I doubt if even the Obama and Romney teams will be watching the votes as closely as the beef factories are watching each other this week.
Cattle supplies are continuing to tighten and the processors are, against their will, being forced to increase quotes and prices.
Last week's estimated kill was short of 30,000hd. Strong competition and higher prices from plants in the North are building pressure on the factories in the Republic to get off the fence.
Good Friesian bulls grading R have travelled northwards with free travel at €4/kg, while O grade Friesian bulls have made €3.90/kg. Down here, the best price I have heard of was €4/kg for a mix of R and U grade continental bulls.
In general however, quotes are 395-400c/kg for U grades, with 402c/kg available in the northwest region. R grades are at 385-390c/kg and O grade bulls are 370-380c/kg.
Steer quotes have risen by 5c/kg at a minimum and, despite quotes of 385-390c/kg, many finishers are bargaining for a base of 390c/kg.
In-spec R grades are making up to 402c/kg in the northwest while heifers are at 408c/kg. Base quotes elsewhere for heifers are 395-400c/kg.
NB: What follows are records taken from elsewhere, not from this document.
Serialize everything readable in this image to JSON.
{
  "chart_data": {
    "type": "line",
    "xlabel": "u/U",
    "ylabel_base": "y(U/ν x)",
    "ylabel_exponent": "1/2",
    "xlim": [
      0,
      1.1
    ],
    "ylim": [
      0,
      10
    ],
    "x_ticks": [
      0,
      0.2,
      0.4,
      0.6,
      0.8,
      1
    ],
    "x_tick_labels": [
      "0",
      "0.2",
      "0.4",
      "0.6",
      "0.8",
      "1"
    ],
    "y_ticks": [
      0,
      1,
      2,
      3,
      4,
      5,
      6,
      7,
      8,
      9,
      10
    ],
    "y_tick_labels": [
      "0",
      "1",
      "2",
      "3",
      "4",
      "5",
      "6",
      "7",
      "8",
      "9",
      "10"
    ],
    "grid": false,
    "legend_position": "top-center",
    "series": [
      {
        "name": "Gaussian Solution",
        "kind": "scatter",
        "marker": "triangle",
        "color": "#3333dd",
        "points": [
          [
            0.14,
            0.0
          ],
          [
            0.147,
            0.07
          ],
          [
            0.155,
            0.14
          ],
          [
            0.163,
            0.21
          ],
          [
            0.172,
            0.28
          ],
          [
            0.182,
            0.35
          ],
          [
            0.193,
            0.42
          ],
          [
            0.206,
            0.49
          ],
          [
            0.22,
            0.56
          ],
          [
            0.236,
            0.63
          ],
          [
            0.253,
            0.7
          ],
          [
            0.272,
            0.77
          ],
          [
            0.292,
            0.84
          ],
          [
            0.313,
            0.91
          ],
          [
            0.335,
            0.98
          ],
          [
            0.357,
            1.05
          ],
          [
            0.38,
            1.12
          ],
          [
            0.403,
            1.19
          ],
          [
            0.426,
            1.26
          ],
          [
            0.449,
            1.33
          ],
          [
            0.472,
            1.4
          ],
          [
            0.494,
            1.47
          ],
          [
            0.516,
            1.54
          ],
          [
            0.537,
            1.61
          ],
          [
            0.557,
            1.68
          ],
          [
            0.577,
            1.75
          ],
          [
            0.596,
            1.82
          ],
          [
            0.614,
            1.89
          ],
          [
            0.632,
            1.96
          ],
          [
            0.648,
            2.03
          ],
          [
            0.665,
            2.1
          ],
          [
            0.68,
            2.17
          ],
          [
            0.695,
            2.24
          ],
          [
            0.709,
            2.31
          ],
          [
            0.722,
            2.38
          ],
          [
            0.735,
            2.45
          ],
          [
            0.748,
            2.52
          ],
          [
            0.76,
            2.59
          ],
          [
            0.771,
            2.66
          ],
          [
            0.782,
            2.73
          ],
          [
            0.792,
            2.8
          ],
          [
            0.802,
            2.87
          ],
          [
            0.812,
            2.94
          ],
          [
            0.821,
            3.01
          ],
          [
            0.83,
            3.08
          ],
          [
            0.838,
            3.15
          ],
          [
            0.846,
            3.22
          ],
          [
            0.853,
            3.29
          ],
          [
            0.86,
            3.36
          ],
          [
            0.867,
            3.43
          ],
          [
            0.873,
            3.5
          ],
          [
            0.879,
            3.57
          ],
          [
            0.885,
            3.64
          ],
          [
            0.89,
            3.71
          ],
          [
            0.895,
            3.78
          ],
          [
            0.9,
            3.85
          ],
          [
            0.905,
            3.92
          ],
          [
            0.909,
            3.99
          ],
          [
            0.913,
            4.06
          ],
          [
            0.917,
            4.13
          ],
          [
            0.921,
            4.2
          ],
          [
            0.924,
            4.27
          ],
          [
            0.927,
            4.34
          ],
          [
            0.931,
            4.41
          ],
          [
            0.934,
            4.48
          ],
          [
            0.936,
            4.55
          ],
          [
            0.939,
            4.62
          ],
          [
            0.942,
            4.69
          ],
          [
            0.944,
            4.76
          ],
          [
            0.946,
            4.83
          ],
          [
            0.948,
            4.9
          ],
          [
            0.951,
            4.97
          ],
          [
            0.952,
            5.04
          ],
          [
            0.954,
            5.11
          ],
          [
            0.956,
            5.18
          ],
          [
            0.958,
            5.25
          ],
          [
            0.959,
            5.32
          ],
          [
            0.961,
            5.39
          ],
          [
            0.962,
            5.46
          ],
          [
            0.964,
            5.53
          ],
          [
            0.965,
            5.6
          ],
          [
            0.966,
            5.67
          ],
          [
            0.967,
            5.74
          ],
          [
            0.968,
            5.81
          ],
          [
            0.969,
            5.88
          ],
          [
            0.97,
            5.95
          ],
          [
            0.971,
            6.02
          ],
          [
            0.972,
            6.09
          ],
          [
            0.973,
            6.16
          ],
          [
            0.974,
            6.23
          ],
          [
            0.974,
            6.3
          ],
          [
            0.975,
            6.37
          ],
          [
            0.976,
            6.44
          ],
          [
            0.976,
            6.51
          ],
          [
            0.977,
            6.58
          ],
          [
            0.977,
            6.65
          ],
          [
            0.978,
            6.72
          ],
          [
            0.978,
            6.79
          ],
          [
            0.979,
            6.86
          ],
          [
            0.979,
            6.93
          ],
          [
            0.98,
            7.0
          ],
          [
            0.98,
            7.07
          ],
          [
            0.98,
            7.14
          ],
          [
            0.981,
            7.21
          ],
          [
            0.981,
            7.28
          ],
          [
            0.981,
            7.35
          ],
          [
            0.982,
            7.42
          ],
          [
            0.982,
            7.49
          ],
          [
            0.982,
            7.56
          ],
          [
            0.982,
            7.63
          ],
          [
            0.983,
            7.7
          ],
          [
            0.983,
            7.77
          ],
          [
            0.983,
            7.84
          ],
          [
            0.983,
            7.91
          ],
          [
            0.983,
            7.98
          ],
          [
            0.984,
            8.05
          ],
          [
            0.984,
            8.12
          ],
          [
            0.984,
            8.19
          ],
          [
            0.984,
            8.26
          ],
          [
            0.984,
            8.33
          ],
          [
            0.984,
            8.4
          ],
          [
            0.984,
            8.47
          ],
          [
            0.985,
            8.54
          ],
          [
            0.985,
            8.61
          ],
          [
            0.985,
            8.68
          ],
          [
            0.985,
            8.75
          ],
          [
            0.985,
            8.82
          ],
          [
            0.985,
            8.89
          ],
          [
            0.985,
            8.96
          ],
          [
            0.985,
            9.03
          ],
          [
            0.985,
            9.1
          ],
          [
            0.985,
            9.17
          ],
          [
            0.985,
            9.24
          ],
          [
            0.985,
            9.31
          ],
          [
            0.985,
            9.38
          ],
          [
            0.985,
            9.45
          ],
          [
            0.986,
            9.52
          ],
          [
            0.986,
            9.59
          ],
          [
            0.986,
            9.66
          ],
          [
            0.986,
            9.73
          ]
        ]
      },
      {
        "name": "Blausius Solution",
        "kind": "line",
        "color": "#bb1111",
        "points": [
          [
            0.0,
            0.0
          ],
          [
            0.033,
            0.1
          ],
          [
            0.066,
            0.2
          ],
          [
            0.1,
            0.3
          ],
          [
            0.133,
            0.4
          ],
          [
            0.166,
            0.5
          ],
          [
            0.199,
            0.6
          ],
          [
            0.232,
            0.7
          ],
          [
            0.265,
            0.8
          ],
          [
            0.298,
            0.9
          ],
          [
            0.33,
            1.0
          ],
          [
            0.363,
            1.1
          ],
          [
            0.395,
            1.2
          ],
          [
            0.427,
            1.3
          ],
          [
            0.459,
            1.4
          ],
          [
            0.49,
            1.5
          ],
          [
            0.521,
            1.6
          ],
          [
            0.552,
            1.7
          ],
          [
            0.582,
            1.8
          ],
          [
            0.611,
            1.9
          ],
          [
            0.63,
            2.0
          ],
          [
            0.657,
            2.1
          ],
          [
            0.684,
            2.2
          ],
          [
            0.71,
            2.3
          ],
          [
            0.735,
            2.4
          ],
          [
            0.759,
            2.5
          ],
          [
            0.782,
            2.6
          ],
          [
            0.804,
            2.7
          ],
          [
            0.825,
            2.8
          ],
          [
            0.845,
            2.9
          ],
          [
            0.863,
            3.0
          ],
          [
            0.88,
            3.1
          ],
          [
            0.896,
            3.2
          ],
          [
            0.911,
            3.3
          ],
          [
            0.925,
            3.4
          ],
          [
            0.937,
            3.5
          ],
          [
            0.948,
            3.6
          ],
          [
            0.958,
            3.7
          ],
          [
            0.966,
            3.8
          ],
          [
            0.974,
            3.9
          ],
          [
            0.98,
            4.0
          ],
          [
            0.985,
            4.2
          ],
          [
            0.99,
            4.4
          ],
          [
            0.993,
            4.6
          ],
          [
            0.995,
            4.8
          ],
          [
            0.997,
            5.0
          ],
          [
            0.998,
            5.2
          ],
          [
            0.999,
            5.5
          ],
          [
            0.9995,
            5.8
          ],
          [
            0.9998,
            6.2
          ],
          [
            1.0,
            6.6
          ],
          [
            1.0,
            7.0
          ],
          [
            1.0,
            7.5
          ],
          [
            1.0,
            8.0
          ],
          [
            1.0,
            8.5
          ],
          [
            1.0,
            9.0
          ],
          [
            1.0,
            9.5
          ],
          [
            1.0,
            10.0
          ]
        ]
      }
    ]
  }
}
Some farmers selling in-spec heifers in the northeast have secured a base of up to 405c/kg.
IFA livestock chairman Henry Burns said there was much more bite to the trade this week and welcomed the badly needed increase in quotes and prices.
He advised farmers to shop around and bargain hard to maximise the value of their stock, particularly given the increased costs involved in producing finished cattle for slaughter.
The top price paid for U grade cull cows was 380c/kg, but quotes are closer to 350-370c/kg. R grade quotes are 340-360c/kg but 370c/kg was offered by a factory agent for a good number of cows to travel a fair distance to slaughter.
While O grade quotes are at 320-346c/kg, good mixes of O and R grade cows have made 460-463c/kg. P+ cows are making 300-334c/kg.
Cattle supplies to date this year are running around 14pc or 177,300hd behind last year's levels.
The UK trade, according to Bord Bia, was reported as reasonable with prices including VAT equivalent to 468c/kg in the past week.
On the continent, trade across most of the key markets was mixed, with prices reflecting this pattern.
On some markets, demand for some fifth quarter cuts has recovered from recent trading. Some lift in demand for hindquarter cuts such as fillets are expected to improve as consumers continue to stock up in advance of Christmas.
In France, Irish steer hinds are making up to €5.57/kg. R3 young bulls remained unchanged in Germany at €4.26/kg, with O3 cow prices also unchanged at €3.27/kg.
Meanwhile, the Chefs' Irish Beef Club reached another significant milestone recently with the launch of a new chapter of the club in Switzerland.
Switzerland has always been a prime destination for our higher value steak cuts on account of high disposable income levels and a vibrant foodservice sector that is boosted by a year-round tourism industry.
In 2011, Irish beef exports into Switzerland were valued at €18.6m, an increase of 23pc on the previous year.